Secondly, Aims should be stated clearly, in one sentence and without further justification – as all of which occurs, or should be found in Introduction. Any scientific arguments and supporting references in the Aims section should be rationalized into Introduction.

In Materials and Methods – significantly debulk the text throughout, and improve further by:

1.       Moving information about the participant sample to Results.

2.       Please move Procedure to precede Instruments section.

3.       In Statistical Analysis, explain and justify how missing data and exclusions were dealt with. Also were there any adjustments made for the unbalanced group numbers (low numbers in technique-orientated group)?

In Results, debulk the section by not restating / duplicating in text results presented in tables.

Please consider in Discussion that enrolment processes and requirements are likely to have biased significantly, the baseline characteristics of the participants. Therefore, arguments in relation to baseline changes, must be tempered to reflect that fact. Also, the analysis is underpowered to make statements about equivalence and all statements comparing results between technique and person oriented course groups.

The Conclusion must be markedly debulked to only include primary take home messages of the study.

Well referenced.

Finally, please address and respond to each specific point (n=30) marked up in comments in the PDF file.
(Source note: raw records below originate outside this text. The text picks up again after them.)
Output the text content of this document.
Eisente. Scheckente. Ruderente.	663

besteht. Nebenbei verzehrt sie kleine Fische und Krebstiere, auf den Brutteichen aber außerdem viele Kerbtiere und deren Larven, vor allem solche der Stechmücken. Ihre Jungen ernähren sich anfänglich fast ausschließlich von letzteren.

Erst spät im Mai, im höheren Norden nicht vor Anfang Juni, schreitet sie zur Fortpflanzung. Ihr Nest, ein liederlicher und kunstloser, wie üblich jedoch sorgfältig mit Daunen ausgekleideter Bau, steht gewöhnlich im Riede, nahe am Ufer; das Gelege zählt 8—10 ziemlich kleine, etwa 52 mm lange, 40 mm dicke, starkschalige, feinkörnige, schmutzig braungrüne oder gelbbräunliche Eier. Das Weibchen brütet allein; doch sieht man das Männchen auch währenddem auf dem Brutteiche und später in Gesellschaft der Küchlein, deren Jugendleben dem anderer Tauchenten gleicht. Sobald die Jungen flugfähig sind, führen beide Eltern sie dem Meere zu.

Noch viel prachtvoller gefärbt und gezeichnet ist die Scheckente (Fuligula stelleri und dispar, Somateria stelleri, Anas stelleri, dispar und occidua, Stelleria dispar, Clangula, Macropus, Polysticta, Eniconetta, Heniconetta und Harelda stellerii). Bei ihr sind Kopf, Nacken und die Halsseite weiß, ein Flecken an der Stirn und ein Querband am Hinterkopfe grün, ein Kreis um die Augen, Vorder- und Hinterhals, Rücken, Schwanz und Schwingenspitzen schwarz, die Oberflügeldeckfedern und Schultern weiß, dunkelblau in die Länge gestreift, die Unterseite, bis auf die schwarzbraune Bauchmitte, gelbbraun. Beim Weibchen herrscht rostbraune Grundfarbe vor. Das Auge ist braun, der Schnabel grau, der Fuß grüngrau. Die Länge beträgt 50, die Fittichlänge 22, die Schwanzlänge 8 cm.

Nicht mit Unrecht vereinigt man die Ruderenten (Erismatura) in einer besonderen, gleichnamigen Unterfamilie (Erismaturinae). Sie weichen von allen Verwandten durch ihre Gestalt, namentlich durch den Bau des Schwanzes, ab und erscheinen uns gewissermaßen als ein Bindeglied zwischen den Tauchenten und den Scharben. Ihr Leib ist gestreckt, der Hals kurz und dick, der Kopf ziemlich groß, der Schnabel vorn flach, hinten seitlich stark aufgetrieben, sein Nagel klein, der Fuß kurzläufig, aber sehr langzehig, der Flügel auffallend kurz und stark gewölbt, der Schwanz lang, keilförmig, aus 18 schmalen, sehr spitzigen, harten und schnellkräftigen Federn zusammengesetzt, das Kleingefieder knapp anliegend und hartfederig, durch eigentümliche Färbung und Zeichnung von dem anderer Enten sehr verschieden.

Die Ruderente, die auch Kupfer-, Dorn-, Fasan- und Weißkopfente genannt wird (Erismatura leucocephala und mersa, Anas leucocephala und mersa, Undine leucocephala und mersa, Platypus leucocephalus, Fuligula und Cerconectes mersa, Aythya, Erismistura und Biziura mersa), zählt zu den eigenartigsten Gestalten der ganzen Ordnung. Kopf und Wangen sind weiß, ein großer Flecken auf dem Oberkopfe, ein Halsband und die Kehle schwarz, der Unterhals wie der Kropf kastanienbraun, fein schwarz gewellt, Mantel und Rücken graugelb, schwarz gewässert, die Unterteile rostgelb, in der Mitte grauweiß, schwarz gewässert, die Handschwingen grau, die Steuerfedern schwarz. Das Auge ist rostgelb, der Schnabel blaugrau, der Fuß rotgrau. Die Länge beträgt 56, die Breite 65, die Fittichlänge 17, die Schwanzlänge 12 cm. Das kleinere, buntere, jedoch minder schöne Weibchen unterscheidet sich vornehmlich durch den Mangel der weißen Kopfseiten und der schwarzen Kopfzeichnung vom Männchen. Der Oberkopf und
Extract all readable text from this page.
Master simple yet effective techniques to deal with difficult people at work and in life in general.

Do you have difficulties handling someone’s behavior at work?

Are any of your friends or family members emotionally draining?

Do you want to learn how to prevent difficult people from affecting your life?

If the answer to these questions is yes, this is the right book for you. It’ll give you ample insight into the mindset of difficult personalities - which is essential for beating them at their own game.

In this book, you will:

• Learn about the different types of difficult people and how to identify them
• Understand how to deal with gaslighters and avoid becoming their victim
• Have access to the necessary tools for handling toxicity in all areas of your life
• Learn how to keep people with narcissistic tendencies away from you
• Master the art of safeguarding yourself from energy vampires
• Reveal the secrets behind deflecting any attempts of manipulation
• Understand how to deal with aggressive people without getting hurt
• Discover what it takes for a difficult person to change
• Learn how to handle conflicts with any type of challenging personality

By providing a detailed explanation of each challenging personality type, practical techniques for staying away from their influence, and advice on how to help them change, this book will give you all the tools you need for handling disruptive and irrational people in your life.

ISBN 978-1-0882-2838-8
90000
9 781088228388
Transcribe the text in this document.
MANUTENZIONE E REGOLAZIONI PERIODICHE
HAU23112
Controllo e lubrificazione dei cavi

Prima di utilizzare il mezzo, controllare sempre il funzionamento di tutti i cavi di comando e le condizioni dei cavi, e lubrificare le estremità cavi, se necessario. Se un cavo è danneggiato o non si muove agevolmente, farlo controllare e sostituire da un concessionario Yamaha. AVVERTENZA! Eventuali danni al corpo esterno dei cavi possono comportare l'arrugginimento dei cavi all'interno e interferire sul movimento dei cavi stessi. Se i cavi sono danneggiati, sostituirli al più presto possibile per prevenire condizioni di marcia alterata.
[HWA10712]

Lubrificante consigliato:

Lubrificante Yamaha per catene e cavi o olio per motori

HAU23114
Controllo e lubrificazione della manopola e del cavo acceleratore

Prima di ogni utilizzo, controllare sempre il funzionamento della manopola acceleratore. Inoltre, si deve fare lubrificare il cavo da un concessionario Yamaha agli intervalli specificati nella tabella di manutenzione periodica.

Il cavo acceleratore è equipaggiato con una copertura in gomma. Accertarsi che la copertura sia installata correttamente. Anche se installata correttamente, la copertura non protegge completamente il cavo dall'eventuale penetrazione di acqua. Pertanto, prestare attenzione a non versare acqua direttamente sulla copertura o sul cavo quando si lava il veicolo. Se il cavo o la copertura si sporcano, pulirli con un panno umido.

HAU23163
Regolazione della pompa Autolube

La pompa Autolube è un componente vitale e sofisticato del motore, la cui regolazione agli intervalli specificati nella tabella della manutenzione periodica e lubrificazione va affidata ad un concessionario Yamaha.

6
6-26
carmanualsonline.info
Comments for author File: Comments.pdf

English is good with minor grammatical adjustments required.

Author Response

Dear Reviewer
Herewith we enclosed the revised manuscript to be submitted to the Healthcare, on the Special Issue Clinical Communication in Rehabilitation. entitled "Attitudes toward patient-centred care, empathy, and assertiveness among students in rehabilitation areas: a longitudinal study".
We are grateful for the helpful comments and questions raised by the reviewers. We have attended to these issues above, hoping our answers adequately address the reviewers’ comments. The comments of the reviewer made in the text and the PDF were combined in the table for a formal response. All the modifications in the manuscript are highlighted in red colour.
We thank the reviewers' contribution, which helped improve the manuscript’s quality. We hope this version complies with the Healthcare standards for publication.